Two Problems with Reading Beryl Markham

1. Her sentences are so terrific I want to underline one every few pages.  But I borrowed the my copy from the library.*

Take this one, for instance:

“Grey blades of light sliced at the darkness and within a few moments I could see the mining camp in all its bleak and somehow courageous isolation…”

That whole sentence lives on the unexpected jolt of courageous.  Stunning what one word (well-placed) can do.

2. She’s making me really want to fly planes again.  I flew a plane last June and cannot quite recover from it.  While I was up there, a bald eagle flew between my wing and the shadow-splotched fields.  It was utterly exhilarating for that and a hundred other reasons…  I would love to fly again, but even to get my license would be prohibitively expensive.  (Great research, though, when writing a book about pilots.)

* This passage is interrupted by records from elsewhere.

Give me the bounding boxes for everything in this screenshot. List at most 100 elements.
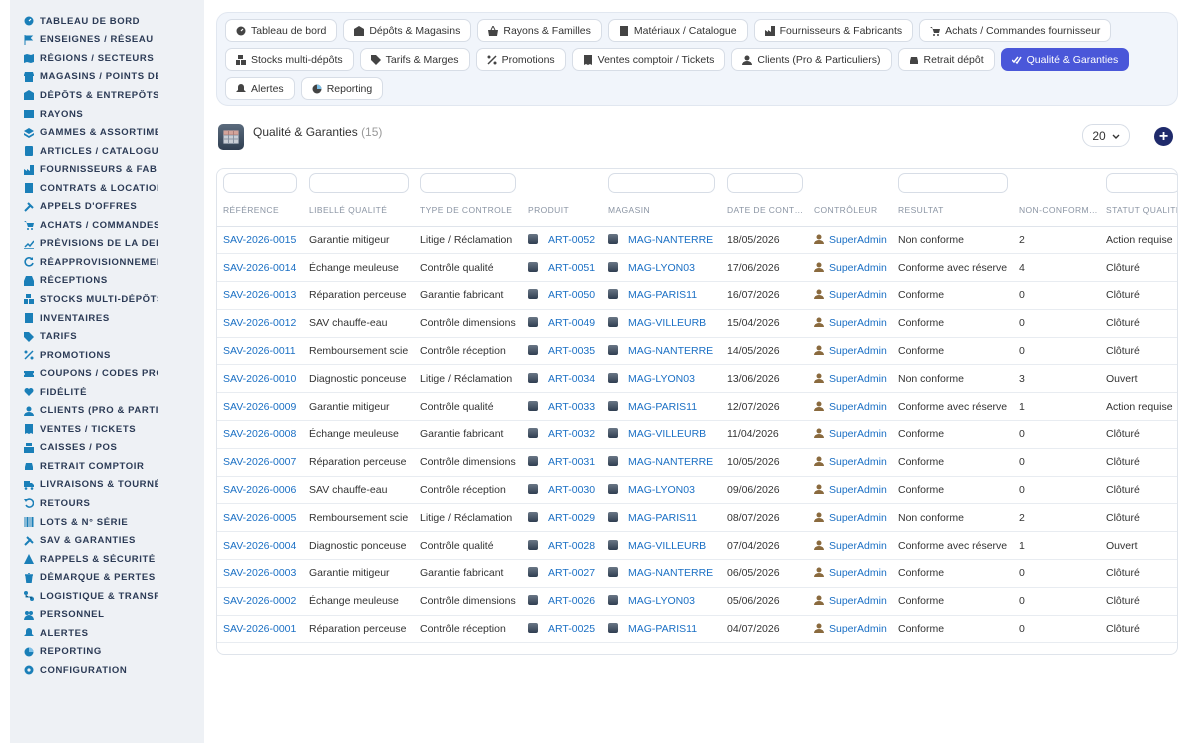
product-link[interactable]: ART-0051 <box>548 262 595 274</box>
reference-link[interactable]: SAV-2026-0005 <box>223 512 296 524</box>
sidebar-item[interactable]: RAYONS <box>10 105 204 124</box>
product-link[interactable]: ART-0035 <box>548 345 595 357</box>
reference-link[interactable]: SAV-2026-0015 <box>223 234 296 246</box>
column-header[interactable]: DATE DE CONT… <box>721 195 808 227</box>
store-link[interactable]: MAG-PARIS11 <box>628 401 697 413</box>
table-row[interactable]: SAV-2026-0012 SAV chauffe-eau Contrôle dim… <box>217 309 1177 338</box>
store-link[interactable]: MAG-LYON03 <box>628 373 695 385</box>
tab[interactable]: Achats / Commandes fournisseur <box>919 19 1112 42</box>
column-header[interactable]: CONTRÔLEUR <box>808 195 892 227</box>
tab[interactable]: Matériaux / Catalogue <box>607 19 748 42</box>
product-link[interactable]: ART-0031 <box>548 456 595 468</box>
tab[interactable]: Alertes <box>225 77 295 100</box>
controller-link[interactable]: SuperAdmin <box>829 484 887 496</box>
column-header[interactable]: PRODUIT <box>522 195 602 227</box>
sidebar-item[interactable]: GAMMES & ASSORTIMEN <box>10 123 204 142</box>
column-header[interactable]: MAGASIN <box>602 195 721 227</box>
column-header[interactable]: STATUT QUALITÉ <box>1100 195 1177 227</box>
store-link[interactable]: MAG-LYON03 <box>628 484 695 496</box>
controller-link[interactable]: SuperAdmin <box>829 262 887 274</box>
reference-link[interactable]: SAV-2026-0010 <box>223 373 296 385</box>
sidebar-item[interactable]: LOTS & N° SÉRIE <box>10 513 204 532</box>
column-filter-input[interactable] <box>898 173 1008 193</box>
product-link[interactable]: ART-0052 <box>548 234 595 246</box>
tab[interactable]: Ventes comptoir / Tickets <box>571 48 726 71</box>
store-link[interactable]: MAG-VILLEURB <box>628 428 706 440</box>
table-row[interactable]: SAV-2026-0006 SAV chauffe-eau Contrôle réc… <box>217 476 1177 505</box>
controller-link[interactable]: SuperAdmin <box>829 401 887 413</box>
sidebar-item[interactable]: LOGISTIQUE & TRANSPO <box>10 587 204 606</box>
product-link[interactable]: ART-0049 <box>548 317 595 329</box>
reference-link[interactable]: SAV-2026-0008 <box>223 428 296 440</box>
table-row[interactable]: SAV-2026-0011 Remboursement scie Contrôle … <box>217 337 1177 366</box>
controller-link[interactable]: SuperAdmin <box>829 289 887 301</box>
reference-link[interactable]: SAV-2026-0001 <box>223 623 296 635</box>
store-link[interactable]: MAG-LYON03 <box>628 262 695 274</box>
sidebar-item[interactable]: RETRAIT COMPTOIR <box>10 457 204 476</box>
store-link[interactable]: MAG-VILLEURB <box>628 540 706 552</box>
sidebar-item[interactable]: FIDÉLITÉ <box>10 383 204 402</box>
store-link[interactable]: MAG-NANTERRE <box>628 567 713 579</box>
tab[interactable]: Rayons & Familles <box>477 19 602 42</box>
store-link[interactable]: MAG-NANTERRE <box>628 456 713 468</box>
sidebar-item[interactable]: RÉAPPROVISIONNEMENT <box>10 253 204 272</box>
sidebar-item[interactable]: ALERTES <box>10 624 204 643</box>
product-link[interactable]: ART-0027 <box>548 567 595 579</box>
tab[interactable]: Tarifs & Marges <box>359 48 470 71</box>
sidebar-item[interactable]: PERSONNEL <box>10 606 204 625</box>
sidebar-item[interactable]: PRÉVISIONS DE LA DEMA <box>10 235 204 254</box>
sidebar-item[interactable]: TABLEAU DE BORD <box>10 12 204 31</box>
table-row[interactable]: SAV-2026-0001 Réparation perceuse Contrôle… <box>217 615 1177 644</box>
tab[interactable]: Reporting <box>300 77 384 100</box>
reference-link[interactable]: SAV-2026-0004 <box>223 540 296 552</box>
reference-link[interactable]: SAV-2026-0013 <box>223 289 296 301</box>
product-link[interactable]: ART-0029 <box>548 512 595 524</box>
store-link[interactable]: MAG-PARIS11 <box>628 289 697 301</box>
reference-link[interactable]: SAV-2026-0011 <box>223 345 296 357</box>
reference-link[interactable]: SAV-2026-0007 <box>223 456 296 468</box>
table-row[interactable]: SAV-2026-0005 Remboursement scie Litige / … <box>217 503 1177 533</box>
reference-link[interactable]: SAV-2026-0009 <box>223 401 296 413</box>
product-link[interactable]: ART-0032 <box>548 428 595 440</box>
column-filter-input[interactable] <box>1106 173 1177 193</box>
store-link[interactable]: MAG-PARIS11 <box>628 623 697 635</box>
table-row[interactable]: SAV-2026-0009 Garantie mitigeur Contrôle q… <box>217 392 1177 422</box>
controller-link[interactable]: SuperAdmin <box>829 595 887 607</box>
sidebar-item[interactable]: SAV & GARANTIES <box>10 531 204 550</box>
sidebar-item[interactable]: RÉCEPTIONS <box>10 272 204 291</box>
table-row[interactable]: SAV-2026-0002 Échange meuleuse Contrôle di… <box>217 587 1177 616</box>
tab[interactable]: Retrait dépôt <box>897 48 995 71</box>
sidebar-item[interactable]: ACHATS / COMMANDES F <box>10 216 204 235</box>
column-filter-input[interactable] <box>223 173 297 193</box>
sidebar-item[interactable]: PROMOTIONS <box>10 346 204 365</box>
tab[interactable]: Clients (Pro & Particuliers) <box>731 48 892 71</box>
store-link[interactable]: MAG-NANTERRE <box>628 234 713 246</box>
store-link[interactable]: MAG-NANTERRE <box>628 345 713 357</box>
table-row[interactable]: SAV-2026-0008 Échange meuleuse Garantie fa… <box>217 420 1177 449</box>
sidebar-item[interactable]: VENTES / TICKETS <box>10 420 204 439</box>
sidebar-item[interactable]: TARIFS <box>10 327 204 346</box>
reference-link[interactable]: SAV-2026-0012 <box>223 317 296 329</box>
add-record-button[interactable]: + <box>1154 127 1173 146</box>
sidebar-item[interactable]: REPORTING <box>10 643 204 662</box>
tab[interactable]: Stocks multi-dépôts <box>225 48 354 71</box>
sidebar-item[interactable]: RETOURS <box>10 494 204 513</box>
product-link[interactable]: ART-0030 <box>548 484 595 496</box>
sidebar-item[interactable]: DÉPÔTS & ENTREPÔTS <box>10 86 204 105</box>
column-filter-input[interactable] <box>727 173 803 193</box>
tab[interactable]: Fournisseurs & Fabricants <box>753 19 914 42</box>
sidebar-item[interactable]: INVENTAIRES <box>10 309 204 328</box>
controller-link[interactable]: SuperAdmin <box>829 512 887 524</box>
table-row[interactable]: SAV-2026-0013 Réparation perceuse Garantie… <box>217 281 1177 310</box>
column-header[interactable]: NON-CONFORM… <box>1013 195 1100 227</box>
tab[interactable]: Promotions <box>475 48 566 71</box>
sidebar-item[interactable]: CAISSES / POS <box>10 439 204 458</box>
column-header[interactable]: LIBELLÉ QUALITÉ <box>303 195 414 227</box>
sidebar-item[interactable]: RAPPELS & SÉCURITÉ <box>10 550 204 569</box>
reference-link[interactable]: SAV-2026-0003 <box>223 567 296 579</box>
controller-link[interactable]: SuperAdmin <box>829 623 887 635</box>
sidebar-item[interactable]: LIVRAISONS & TOURNÉES <box>10 476 204 495</box>
tab[interactable]: Qualité & Garanties <box>1000 48 1130 71</box>
table-row[interactable]: SAV-2026-0014 Échange meuleuse Contrôle qu… <box>217 253 1177 283</box>
column-header[interactable]: RÉFÉRENCE <box>217 195 303 227</box>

Beryl isn’t making it any easier to recover with paragraphs like these:

“…to fly in unbroken darkness… is something more than just lonely.  It is at times unreal to the point where the existence of other people seems not even a reasonable probability.  The hills, the forests, the rocks, and the plains are one with the darkness, and the darkness is infinite.  The earth is no more your planet than is a distant star — if a star is shining; the plane is your planet and you are its sole inhabitant.”

Seriously, if you haven’t read this book yet, you should.

*  If I do wind up caving and buying a copy, it seems like a book best purchased a little worn, well-used.